Maryland’s initial schedule included a Dec. 1 home matchup against Monmouth, but the Hawks canceled that game along with three others last week due to a positive COVID-19 test in their program. The Terps quickly scheduled Towson for that date, but that was canceled due to a positive test in the Tigers’ program.
Next up in the game of musical chairs is Saint Peter’s. The Terps announced Dec. 2 that they’ll play the Peacocks on Friday, Dec. 4. Maryland’s previously scheduled opponent for Dec. 4, George Mason, announced it was pausing team activities Dec. 2 and postponing the matchup against the Terps.
Then, James Madison will host Maryland Saturday, Dec. 5, at 3 p.m. ET. Both programs made the announcement Dec. 1. This becomes the Terps’ first road game of the season. James Madison is 2-1 but ranks just 274th in Ken Pomeroy’s predictive rankings, which have 0-3 Towson 225th.
Barring another cancellation, the Terps will have five games in the books after this weekend. Maryland visits Clemson — which is 2-0 and ranked 30th in KenPom, seven spots ahead of the Terps — as part of the ACC/Big Ten Challenge on Wednesday, Dec. 9. Maryland then hosts Rutgers — 3-0, 24th in the AP Poll, 32nd in KenPom — for its conference opener on Wednesday, Dec. 14.
In other news: Maryland legend Len Bias is now a College Basketball Hall of Famer.
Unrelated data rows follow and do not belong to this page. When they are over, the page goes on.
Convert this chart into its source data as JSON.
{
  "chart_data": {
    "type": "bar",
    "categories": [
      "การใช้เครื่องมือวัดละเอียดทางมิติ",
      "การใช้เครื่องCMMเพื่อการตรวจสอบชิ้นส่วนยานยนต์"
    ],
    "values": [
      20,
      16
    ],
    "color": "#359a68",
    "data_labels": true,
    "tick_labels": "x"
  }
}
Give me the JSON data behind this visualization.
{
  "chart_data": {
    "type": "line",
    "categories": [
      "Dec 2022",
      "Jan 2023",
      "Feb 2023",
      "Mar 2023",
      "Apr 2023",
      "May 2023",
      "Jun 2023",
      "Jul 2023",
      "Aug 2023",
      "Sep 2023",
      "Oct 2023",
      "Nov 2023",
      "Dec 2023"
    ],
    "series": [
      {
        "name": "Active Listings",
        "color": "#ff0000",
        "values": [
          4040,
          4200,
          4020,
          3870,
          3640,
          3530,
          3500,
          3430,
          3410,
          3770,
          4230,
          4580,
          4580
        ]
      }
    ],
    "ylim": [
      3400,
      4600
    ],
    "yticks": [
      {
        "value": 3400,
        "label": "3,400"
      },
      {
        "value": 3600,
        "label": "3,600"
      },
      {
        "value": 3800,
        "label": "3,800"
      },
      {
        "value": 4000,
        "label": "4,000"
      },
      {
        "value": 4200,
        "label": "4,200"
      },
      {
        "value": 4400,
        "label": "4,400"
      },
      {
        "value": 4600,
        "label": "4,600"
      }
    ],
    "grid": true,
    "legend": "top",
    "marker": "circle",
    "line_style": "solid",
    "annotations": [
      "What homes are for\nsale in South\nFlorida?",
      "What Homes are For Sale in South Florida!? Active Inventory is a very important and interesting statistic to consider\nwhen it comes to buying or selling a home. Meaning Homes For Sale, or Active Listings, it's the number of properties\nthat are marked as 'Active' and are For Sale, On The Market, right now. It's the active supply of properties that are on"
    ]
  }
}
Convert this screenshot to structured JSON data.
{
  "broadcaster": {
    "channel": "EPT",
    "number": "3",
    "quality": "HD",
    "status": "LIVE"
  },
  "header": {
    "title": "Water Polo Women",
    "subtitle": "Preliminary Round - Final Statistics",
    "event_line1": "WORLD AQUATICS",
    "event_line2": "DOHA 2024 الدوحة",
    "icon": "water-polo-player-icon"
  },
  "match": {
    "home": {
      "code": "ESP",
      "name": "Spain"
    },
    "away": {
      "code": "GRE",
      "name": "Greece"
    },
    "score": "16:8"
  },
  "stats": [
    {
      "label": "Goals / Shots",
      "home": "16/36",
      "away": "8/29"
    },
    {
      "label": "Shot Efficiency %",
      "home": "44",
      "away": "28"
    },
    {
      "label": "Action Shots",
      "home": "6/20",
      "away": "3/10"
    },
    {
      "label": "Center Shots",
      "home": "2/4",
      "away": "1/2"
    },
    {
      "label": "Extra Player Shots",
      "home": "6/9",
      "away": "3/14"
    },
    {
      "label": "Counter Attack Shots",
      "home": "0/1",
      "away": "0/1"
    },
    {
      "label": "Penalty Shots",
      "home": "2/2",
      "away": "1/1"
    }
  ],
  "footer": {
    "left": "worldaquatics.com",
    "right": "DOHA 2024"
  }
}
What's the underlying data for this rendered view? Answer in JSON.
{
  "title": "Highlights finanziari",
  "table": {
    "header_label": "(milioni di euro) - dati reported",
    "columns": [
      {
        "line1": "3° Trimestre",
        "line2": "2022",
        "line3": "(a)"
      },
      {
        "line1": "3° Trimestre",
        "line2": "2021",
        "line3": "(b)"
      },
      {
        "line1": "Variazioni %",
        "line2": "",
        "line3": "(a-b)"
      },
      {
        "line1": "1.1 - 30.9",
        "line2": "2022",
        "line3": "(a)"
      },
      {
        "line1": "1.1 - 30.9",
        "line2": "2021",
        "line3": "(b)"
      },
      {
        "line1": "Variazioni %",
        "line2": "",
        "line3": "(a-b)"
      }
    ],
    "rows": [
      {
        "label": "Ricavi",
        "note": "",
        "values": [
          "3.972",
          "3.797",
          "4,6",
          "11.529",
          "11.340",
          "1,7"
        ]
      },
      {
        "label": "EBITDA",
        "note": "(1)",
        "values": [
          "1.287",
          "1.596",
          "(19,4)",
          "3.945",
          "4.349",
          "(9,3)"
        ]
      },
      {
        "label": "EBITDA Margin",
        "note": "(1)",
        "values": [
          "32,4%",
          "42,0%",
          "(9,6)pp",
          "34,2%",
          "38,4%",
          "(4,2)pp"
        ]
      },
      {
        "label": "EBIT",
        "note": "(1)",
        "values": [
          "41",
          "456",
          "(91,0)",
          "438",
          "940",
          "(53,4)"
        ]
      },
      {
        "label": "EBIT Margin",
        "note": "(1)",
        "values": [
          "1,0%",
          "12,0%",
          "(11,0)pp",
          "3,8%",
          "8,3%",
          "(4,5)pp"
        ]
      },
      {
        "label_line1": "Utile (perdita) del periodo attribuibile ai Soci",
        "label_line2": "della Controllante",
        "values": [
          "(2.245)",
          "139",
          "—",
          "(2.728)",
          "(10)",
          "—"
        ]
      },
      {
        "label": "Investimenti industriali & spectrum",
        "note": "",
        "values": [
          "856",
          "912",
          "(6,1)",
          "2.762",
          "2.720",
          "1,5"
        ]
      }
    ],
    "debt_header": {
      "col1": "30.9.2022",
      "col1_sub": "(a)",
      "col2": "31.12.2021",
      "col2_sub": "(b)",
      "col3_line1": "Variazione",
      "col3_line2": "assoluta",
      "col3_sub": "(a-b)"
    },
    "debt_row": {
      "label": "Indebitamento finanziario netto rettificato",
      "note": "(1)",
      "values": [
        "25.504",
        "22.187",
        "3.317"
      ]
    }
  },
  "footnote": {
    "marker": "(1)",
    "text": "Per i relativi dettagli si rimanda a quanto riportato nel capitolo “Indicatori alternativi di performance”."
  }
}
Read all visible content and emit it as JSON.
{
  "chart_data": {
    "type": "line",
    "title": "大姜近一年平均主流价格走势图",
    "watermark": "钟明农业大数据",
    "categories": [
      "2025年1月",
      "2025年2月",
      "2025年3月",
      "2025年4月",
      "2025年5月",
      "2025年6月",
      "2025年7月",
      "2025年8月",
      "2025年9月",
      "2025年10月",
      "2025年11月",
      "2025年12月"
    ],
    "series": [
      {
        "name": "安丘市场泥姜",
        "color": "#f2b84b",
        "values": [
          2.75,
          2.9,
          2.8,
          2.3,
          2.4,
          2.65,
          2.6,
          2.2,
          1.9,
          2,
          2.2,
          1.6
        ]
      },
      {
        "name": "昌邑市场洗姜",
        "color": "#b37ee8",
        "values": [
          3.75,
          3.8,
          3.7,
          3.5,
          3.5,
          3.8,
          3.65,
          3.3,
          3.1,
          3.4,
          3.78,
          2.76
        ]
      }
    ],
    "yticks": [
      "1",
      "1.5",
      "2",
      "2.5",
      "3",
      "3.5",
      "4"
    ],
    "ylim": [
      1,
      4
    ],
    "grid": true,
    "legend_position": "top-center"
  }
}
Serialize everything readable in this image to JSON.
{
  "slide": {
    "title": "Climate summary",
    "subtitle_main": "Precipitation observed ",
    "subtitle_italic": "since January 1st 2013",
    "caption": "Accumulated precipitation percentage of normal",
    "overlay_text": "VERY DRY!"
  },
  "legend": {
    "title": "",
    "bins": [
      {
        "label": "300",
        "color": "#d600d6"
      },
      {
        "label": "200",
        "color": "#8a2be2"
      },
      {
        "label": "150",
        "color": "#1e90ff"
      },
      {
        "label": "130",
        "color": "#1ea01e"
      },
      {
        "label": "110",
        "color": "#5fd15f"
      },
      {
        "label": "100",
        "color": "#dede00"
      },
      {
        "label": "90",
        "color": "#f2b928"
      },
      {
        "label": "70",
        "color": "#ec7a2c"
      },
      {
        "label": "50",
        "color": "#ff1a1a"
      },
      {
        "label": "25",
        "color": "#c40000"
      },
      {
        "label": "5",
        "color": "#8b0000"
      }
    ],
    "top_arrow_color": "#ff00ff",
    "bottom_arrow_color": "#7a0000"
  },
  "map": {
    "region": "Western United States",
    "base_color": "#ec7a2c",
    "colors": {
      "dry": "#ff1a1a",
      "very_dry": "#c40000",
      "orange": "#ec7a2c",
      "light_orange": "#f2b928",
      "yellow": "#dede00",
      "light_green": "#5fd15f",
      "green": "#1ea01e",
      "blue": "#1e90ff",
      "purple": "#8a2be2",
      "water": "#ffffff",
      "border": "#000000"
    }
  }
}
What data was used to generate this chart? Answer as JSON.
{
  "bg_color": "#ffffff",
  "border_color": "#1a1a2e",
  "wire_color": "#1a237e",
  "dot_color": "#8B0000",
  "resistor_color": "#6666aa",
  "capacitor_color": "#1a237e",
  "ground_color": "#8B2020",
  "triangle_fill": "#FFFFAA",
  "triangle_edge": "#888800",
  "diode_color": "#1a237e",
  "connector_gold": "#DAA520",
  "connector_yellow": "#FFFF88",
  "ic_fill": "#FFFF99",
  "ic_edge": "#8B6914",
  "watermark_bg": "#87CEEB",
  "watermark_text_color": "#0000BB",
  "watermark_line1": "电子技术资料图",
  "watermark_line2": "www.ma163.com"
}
Bias was selected as part of the National Collegiate Basketball Hall of Fame’s Class of 2021 Nov. 29, just as the Terps were finishing off their win over Mount St. Mary’s. He’s part of an eight-man class that will be enshrined next November in Kansas City.
Maryland’s only two-time ACC Player of the Year becomes the second Terp inducted into this Hall of Fame — Tom McMillen was enshrined in 2013. Bias scored 2,149 points in his college career, graduating as the school’s all-time leading scorer. His senior season, in which he averaged 23.2 points and 7.0 rebounds per game, remains perhaps the most dominant year in program history. Bias was selected second overall by the Boston Celtics in the 1986 NBA Draft but died two days later after a fatal cocaine overdose.
I wrote at length this spring about how Bias’ legend lives on more than three decades after his death. He’ll never be forgotten in Maryland. And now there’s one more place for him to be remembered forever.
This story was updated after Maryland announced it was playing Saint Peter’s Dec. 4.